TransformerEngine
TransformerEngine copied to clipboard
Linear in Float32 is inaccurate
I'm seeing some pretty large divergences in my model when I port to transformer engine. While tracking these down (checking if I'm crazy or TE is crazy), I'm pretty sure the Float32 implementation of Linear isn't working right:
from transformer_engine.pytorch import Linear as TELinear
from torch.nn import Linear as TorchLinear
import torch
for dtype in [torch.float16, torch.bfloat16, torch.float32]:
torch_linear = TorchLinear(2, 2, dtype=dtype, device='cuda', bias=False)
te_linear = TELinear(2, 2, params_dtype=dtype, device='cuda', bias=False)
state_dict = torch_linear.state_dict()
state_dict['_extra_state'] = None
te_linear.load_state_dict(state_dict)
input = torch.randn(2, 2, dtype=dtype, device='cuda')
print(torch_linear(input) - te_linear(input))
"""
prints
tensor([[0., 0.],
[0., 0.]], device='cuda:0', dtype=torch.float16,
grad_fn=<SubBackward0>)
tensor([[0., 0.],
[0., 0.]], device='cuda:0', dtype=torch.bfloat16,
grad_fn=<SubBackward0>)
tensor([[-3.9619e-04, 1.4237e-04],
[ 3.4451e-05, 1.4246e-05]], device='cuda:0', grad_fn=<SubBackward0>)
"""
reproduces on both main and stable.
Hi @c0g. TE by default uses TF32 when performing FP32 Linears, while pyTorch by default does not. This is the reason of the difference you are seeing in this unit test (you can check that by setting the environment variable NVIDIA_TF32_OVERRIDE to 0 in order to completely disable TF32 - you should see that the outputs become the same). That said, I would be very surprised if this was the reason of the divergence of your model (still, try with that env variable to see whether you get better results that way) - could you share some more information about it so that we can better assist you in solving it?

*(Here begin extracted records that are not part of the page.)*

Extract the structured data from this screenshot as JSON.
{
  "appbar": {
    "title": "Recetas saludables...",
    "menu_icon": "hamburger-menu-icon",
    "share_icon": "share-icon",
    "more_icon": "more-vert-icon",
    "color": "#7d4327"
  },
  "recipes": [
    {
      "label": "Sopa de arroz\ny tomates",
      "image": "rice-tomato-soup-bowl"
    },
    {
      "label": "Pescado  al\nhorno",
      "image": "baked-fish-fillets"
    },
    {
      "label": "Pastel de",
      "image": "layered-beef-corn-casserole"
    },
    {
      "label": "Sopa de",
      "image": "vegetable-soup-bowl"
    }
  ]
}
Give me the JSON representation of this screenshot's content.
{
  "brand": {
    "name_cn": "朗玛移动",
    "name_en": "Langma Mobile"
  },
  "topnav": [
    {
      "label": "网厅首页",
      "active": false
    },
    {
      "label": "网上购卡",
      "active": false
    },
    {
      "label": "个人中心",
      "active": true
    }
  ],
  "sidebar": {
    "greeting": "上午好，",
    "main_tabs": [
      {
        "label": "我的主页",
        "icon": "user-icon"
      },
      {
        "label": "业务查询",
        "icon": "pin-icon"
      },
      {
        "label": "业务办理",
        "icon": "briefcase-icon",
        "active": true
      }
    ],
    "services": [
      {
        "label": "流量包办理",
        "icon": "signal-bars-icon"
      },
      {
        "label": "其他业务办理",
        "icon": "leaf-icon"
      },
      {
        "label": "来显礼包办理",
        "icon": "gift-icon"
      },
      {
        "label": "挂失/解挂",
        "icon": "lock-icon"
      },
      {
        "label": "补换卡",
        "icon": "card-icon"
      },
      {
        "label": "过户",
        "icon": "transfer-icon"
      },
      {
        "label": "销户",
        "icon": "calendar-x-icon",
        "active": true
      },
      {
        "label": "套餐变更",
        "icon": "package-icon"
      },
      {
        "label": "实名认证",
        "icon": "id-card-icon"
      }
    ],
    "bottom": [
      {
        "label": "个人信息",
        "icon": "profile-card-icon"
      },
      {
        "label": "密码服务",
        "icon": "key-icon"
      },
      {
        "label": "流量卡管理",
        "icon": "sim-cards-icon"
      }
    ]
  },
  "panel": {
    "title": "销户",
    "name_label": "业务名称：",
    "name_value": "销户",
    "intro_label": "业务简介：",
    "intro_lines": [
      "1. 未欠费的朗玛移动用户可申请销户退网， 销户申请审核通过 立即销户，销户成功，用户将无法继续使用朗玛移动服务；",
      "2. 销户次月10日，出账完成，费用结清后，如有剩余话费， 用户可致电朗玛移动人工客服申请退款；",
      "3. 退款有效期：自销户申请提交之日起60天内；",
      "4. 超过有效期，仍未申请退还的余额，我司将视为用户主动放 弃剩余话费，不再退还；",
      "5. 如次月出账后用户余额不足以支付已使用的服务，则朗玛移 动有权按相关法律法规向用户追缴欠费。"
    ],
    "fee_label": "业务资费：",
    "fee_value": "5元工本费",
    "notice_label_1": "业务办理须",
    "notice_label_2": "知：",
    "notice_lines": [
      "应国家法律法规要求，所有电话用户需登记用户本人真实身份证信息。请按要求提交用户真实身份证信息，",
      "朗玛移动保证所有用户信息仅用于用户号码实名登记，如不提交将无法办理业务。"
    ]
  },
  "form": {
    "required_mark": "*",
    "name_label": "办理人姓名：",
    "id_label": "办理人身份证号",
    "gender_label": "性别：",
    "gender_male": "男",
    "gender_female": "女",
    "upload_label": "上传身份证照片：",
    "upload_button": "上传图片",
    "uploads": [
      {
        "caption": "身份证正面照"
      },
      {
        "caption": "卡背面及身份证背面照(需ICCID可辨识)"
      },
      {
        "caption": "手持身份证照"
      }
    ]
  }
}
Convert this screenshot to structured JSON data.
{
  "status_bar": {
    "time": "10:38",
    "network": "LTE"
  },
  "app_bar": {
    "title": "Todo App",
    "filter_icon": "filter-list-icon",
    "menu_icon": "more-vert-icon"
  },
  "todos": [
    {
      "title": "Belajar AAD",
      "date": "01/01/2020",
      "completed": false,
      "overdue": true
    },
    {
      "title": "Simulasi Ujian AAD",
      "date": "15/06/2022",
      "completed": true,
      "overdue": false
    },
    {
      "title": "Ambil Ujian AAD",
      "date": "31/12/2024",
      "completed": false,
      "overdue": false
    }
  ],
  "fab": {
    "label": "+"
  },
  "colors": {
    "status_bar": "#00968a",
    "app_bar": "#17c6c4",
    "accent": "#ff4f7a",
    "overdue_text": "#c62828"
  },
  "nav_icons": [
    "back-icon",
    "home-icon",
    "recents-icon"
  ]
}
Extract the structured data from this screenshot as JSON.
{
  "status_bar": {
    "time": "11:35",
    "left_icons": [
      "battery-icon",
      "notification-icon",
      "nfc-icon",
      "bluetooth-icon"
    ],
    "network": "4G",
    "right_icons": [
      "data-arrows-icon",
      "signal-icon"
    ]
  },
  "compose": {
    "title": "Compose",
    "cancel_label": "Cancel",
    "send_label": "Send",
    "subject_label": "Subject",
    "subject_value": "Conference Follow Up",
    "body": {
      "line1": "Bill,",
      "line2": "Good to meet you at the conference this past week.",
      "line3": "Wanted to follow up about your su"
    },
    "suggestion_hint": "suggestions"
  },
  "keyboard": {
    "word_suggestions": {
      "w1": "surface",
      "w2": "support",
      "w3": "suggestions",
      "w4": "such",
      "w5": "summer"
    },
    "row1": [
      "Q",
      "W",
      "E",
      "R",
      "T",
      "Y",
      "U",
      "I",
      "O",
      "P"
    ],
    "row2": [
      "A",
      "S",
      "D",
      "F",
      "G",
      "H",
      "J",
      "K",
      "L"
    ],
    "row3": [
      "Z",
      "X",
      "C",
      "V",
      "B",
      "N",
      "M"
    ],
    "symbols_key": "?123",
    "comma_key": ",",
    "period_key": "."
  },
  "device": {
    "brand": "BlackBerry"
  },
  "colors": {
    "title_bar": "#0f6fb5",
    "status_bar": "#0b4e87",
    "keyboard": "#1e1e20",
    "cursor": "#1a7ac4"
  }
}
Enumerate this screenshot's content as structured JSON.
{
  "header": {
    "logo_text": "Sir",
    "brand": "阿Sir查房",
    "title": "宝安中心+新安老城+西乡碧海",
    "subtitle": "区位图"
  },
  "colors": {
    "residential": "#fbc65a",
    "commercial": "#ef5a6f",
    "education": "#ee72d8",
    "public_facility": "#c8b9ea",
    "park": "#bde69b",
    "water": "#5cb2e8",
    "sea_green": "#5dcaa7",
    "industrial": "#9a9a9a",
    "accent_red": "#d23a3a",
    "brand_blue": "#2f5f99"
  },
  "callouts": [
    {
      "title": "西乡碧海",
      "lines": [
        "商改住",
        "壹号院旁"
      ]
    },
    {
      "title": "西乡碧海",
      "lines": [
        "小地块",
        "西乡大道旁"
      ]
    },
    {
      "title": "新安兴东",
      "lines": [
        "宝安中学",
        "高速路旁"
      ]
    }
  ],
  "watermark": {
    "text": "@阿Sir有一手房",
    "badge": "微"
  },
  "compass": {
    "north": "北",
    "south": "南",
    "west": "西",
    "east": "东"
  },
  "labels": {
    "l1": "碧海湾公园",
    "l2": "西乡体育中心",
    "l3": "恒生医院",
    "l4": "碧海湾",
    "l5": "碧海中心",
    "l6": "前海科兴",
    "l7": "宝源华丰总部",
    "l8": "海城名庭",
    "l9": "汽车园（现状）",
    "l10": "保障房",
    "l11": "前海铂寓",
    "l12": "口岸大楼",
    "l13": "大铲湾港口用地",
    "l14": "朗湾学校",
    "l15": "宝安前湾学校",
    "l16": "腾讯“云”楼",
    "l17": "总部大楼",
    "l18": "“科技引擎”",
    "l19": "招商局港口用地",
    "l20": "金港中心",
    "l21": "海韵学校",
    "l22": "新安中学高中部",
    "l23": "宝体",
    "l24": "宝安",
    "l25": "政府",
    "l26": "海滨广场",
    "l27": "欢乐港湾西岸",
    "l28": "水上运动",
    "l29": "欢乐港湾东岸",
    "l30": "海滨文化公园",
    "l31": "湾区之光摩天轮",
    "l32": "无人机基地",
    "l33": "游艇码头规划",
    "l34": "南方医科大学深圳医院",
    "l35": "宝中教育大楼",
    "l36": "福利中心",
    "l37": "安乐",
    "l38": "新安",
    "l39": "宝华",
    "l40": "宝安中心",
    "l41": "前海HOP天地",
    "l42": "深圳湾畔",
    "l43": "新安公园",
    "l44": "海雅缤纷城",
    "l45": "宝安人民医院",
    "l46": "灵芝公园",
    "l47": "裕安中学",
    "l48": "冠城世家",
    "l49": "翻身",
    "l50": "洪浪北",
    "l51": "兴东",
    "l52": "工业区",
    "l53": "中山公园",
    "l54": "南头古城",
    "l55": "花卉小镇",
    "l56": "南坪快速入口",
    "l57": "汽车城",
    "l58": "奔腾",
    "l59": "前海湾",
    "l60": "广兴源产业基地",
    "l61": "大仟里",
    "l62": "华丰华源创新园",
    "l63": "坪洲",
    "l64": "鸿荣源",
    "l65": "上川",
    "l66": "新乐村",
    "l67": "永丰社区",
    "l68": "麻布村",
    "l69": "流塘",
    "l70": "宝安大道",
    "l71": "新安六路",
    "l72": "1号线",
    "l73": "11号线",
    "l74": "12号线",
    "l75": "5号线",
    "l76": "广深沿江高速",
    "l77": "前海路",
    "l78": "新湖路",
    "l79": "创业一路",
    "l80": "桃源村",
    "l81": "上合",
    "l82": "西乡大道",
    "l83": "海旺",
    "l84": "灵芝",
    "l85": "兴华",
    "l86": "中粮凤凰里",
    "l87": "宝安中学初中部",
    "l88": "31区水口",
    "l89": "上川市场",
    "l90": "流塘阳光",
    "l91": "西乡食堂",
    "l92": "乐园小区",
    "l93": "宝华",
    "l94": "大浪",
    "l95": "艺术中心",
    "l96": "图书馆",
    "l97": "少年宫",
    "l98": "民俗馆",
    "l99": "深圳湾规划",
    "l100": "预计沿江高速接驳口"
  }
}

I can't currently share the model arch (I hate myself for saying that), but it's a fairly basic transformer. To be clear I didn't mean training diverges, rather loading my weights into the TE version gives different answers and I'm trying to track down sources of error. Thanks for this, I have TF32 turned on in my main training tasks but always forget about it - I got caught by this before as well, can't believe I forgot it!
One thing I have noticed is the numerics checks in TE have quite broad bounds, e.g. 5e-2/5e-3 feels high for a linear: https://github.com/NVIDIA/TransformerEngine/blob/30cad990d09fce3c37951d09c6ec085c1216a313/tests/pytorch/test_numerics.py#L876.
Well, considering that all of the computation here are using types with smaller mantissa (TF32 in the case of FP32, FP16 and especially BF16) this tolerance is actually not so surprising. Keep in mind that the error increases with the number of the elements in the sum and even in your 2x2 matrix multiplication test the differences reached 4e-4
.
That said, I agree we should be careful about tolerances not being tight enough to catch actual errors.